And Portland could have set itself up to do that.
They really haven't done that.
And if anything, they've paid premium.
So just get good players.
And Deni Obdia is the prime example of that.
I think a lot of people hammered that trade.
I thought that was an amazing trade in the long run.
And so the hope is like you paid a little bit extra to get what you wanted.
I think the question is how much left, Rob, is like, does Drew have?
I think last year, there were signs of both.
I think we're also in the part of the season where a lot of teams and people are being like a little too anchored in what just happened.
I can't imagine Drew's going to shoot as poorly as he does.
I think there are going to be more people to feed him in a way and take things off of his plate in a way that highlights his good stuff.
stuff.

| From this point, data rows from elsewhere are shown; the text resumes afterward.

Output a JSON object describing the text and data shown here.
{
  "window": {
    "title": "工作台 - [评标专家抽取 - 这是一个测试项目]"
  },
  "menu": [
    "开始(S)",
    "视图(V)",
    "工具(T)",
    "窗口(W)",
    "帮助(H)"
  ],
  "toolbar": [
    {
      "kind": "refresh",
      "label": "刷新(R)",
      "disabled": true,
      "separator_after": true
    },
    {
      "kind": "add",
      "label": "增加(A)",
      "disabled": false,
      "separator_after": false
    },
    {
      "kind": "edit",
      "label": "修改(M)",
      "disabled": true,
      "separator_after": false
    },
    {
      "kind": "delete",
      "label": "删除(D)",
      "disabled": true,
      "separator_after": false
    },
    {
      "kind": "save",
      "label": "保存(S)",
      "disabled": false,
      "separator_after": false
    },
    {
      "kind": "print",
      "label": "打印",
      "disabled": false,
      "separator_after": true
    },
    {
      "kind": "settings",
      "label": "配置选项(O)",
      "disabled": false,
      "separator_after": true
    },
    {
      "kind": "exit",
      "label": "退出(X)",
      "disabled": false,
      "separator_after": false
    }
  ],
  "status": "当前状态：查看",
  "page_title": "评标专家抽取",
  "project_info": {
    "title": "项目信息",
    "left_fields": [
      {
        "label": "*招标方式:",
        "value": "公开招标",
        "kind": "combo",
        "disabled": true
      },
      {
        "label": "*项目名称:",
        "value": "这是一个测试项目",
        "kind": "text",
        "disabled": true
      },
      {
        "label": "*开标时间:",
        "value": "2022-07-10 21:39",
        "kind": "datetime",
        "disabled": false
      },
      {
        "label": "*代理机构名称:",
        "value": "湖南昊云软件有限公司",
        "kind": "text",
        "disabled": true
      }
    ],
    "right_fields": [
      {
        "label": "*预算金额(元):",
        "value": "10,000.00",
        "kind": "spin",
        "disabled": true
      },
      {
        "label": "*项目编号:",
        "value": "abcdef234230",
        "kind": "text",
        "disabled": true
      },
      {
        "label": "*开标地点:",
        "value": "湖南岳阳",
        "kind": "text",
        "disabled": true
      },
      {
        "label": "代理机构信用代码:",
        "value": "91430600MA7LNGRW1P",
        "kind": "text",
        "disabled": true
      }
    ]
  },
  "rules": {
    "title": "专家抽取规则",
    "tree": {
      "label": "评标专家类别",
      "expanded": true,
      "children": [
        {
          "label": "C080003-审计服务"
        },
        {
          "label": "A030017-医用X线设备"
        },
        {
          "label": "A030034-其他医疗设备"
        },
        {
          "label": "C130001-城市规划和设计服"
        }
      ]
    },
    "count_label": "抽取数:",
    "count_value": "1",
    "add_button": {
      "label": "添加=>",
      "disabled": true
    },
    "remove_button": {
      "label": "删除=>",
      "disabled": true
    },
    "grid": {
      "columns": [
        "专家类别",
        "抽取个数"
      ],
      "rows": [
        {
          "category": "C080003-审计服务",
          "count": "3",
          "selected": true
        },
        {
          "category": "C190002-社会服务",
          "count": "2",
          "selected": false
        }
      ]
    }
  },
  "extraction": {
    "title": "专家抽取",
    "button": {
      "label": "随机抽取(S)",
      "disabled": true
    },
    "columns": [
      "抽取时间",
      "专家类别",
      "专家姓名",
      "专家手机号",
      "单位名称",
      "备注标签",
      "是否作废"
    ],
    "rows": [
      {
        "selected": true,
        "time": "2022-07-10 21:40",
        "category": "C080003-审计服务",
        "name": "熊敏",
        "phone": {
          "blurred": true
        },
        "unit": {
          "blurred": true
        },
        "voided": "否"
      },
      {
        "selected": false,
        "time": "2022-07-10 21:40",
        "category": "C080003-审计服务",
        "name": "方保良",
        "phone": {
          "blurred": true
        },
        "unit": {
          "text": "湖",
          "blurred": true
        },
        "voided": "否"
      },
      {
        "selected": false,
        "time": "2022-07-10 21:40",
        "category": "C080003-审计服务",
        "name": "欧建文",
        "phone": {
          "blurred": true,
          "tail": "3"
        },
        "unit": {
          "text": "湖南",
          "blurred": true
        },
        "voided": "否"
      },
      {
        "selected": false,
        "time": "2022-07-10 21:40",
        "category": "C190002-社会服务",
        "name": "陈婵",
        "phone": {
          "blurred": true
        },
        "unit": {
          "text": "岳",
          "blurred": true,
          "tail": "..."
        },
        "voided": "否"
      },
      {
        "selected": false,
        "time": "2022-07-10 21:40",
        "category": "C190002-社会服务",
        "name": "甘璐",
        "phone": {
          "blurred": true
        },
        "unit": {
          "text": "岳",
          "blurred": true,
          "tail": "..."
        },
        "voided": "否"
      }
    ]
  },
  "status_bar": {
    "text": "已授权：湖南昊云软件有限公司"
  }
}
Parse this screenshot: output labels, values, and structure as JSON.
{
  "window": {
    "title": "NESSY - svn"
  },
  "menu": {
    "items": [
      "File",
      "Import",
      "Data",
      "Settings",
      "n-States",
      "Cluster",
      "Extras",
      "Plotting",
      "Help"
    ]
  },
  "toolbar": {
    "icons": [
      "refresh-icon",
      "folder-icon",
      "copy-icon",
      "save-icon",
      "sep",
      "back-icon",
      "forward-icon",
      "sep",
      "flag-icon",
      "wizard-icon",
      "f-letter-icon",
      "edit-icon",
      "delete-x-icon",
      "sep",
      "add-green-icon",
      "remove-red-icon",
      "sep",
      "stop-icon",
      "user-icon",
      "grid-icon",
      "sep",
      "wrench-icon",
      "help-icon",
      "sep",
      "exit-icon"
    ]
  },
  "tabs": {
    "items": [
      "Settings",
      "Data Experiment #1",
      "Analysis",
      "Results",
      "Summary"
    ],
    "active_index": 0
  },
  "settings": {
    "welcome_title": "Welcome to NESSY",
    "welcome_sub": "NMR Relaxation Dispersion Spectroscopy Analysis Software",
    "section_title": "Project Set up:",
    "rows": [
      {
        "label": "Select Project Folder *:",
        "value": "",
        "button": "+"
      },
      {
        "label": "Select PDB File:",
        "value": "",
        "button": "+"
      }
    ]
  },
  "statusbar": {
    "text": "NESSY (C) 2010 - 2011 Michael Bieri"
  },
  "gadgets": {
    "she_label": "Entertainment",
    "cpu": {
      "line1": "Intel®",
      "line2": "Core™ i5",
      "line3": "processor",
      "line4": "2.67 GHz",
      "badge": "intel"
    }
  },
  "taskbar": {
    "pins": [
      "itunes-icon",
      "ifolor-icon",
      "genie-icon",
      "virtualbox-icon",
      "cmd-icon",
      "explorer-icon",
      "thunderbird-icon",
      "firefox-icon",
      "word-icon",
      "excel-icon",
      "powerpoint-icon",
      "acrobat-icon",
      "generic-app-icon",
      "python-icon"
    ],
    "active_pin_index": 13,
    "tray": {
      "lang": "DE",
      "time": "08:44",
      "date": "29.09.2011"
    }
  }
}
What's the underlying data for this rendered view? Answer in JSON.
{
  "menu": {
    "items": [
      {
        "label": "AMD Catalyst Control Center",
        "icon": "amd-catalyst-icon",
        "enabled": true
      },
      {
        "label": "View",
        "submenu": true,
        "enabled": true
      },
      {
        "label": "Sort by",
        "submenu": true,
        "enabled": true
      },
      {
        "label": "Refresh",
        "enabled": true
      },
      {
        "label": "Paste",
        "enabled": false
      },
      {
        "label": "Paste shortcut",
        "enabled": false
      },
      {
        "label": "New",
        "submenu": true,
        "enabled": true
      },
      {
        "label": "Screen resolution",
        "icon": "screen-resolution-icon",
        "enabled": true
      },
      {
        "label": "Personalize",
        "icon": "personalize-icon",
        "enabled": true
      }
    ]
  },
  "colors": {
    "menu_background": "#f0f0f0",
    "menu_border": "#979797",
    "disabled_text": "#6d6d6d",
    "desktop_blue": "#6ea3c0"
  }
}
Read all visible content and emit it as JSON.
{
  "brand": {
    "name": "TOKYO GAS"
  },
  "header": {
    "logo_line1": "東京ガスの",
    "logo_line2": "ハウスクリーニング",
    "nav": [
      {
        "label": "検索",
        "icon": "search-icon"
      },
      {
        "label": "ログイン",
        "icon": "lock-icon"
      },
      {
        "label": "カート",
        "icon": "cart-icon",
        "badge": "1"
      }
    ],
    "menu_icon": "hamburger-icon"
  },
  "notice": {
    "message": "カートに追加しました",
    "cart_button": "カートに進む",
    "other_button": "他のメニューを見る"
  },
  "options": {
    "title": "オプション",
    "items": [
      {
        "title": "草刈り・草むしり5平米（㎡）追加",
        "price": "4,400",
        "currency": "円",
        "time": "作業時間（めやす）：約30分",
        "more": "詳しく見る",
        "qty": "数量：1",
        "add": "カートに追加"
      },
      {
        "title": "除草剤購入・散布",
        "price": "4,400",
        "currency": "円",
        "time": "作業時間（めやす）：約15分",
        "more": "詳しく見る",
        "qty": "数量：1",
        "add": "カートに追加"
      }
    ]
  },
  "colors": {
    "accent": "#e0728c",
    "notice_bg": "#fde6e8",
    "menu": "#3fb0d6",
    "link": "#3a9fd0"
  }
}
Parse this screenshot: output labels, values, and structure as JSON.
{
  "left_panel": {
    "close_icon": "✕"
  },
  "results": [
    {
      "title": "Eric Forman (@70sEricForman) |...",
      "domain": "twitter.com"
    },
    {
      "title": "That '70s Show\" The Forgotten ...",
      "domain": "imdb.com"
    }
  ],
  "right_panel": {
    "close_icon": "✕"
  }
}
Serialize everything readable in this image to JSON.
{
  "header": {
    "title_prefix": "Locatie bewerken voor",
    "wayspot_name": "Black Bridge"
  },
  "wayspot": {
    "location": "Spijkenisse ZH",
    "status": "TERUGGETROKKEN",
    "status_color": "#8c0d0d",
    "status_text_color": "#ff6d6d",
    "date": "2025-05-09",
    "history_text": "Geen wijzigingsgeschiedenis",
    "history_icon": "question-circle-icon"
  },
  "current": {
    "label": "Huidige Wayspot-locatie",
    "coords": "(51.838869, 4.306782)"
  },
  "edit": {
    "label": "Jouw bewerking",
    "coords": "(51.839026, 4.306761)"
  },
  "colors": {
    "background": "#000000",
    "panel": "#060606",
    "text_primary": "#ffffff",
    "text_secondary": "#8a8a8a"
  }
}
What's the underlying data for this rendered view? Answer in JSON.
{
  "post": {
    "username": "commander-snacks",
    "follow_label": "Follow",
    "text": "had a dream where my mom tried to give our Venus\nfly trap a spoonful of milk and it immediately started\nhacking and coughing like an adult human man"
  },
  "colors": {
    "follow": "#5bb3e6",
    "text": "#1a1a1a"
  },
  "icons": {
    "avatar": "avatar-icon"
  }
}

So ultimately, TLDR, I generally like where we are, but I'm also like strapping in
for the ride because this could get pretty rollercoastery in the near future.
I think as far as the Drew part of that, I agree with you that we shouldn't lean too hard
on who he just was. There were some areas of concern there. And there have been, frankly,
the contract. Well, the contract is what it is. But I'm talking about like, some of us on this
podcast raised the eyebrow in real time when it happened.
They certainly did.
known Drew Holiday skeptic,
Wazni Lambray, has joined the chat.
Here's where I come down on it.
There are expectations when you are a core member
of a Celtics team competing for a championship,
like what you have to do well,
where you can't afford to make mistakes.
And one of those is like,
you have to hit your open shots, right?
Like that becomes an really important threshold
for what it means to play for a team like Boston
with the stakes of their season.
Stakes for Portland aren't quite that high.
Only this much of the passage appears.